Ромул в душе молился о том, чтобы его видение оказалось ложным. Но интуиция упорно не позволяла улечься тревоге, терзавшей его душу.
Пришло время продолжить путь. Теперь легионеры шли не атакующим клином, а обычным походным порядком — каждая центурия в пятнадцать рядов по шесть человек в каждом. Дарий занял свое место впереди, верный телохранитель рядом с ним.
Когда они тронулись с места, сердце Ромула отчаянно заколотилось. Сам того не желая, он непрестанно обводил взглядом окрестные холмы. Бренн тоже насторожился. Но они никому не сказали ни слова о своих опасениях.
После успешного прорыва все воспрянули духом, и вскоре Гордиан затянул свою излюбленную песенку о легионере в борделе.
Нервы Ромула не выдержали. Тем более он был уверен в том, что их поджидают враги, и предупреждать о своем приближении просто глупо.
— Может, помолчишь? — сказал он. — Мы уже сто раз слышали это.
— Заткнись, поганец! — немедленно встрял Новий. — Мы хотим послушать, что там говорится о твоей матери.
— И о твоих сестрах, — молниеносно откликнулся Бренн.
Соседи по строю громко расхохотались.
Новий вспылил, но его ответ потонул в громе голосов, подхвативших припев.
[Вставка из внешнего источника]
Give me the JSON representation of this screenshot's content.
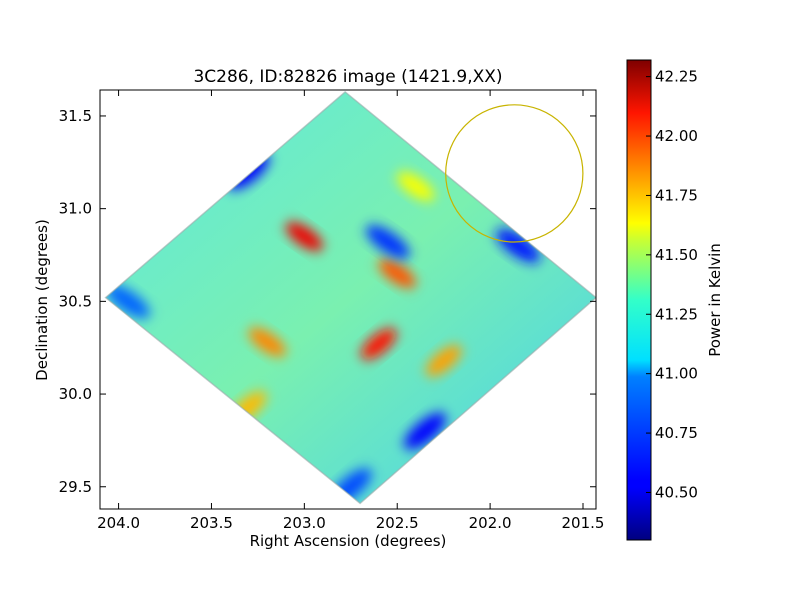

Ромул стиснул зубы от гнева. Его мать, смиренная домашняя рабыня, делала для него и Фабиолы все, что было в ее силах. А это означало прежде всего, что ей приходилось на протяжении многих лет почти еженощно терпеть насилие Гемелла. Но Вельвинна никогда не жаловалась. Увы, все ее усилия и терпение пропали втуне. Погрязнув в долгах, торговец продал близнецов, чтобы раздобыть хоть немного денег. Ромул с тех пор ничего не знал о своей матери, и неведение больно терзало его сердце.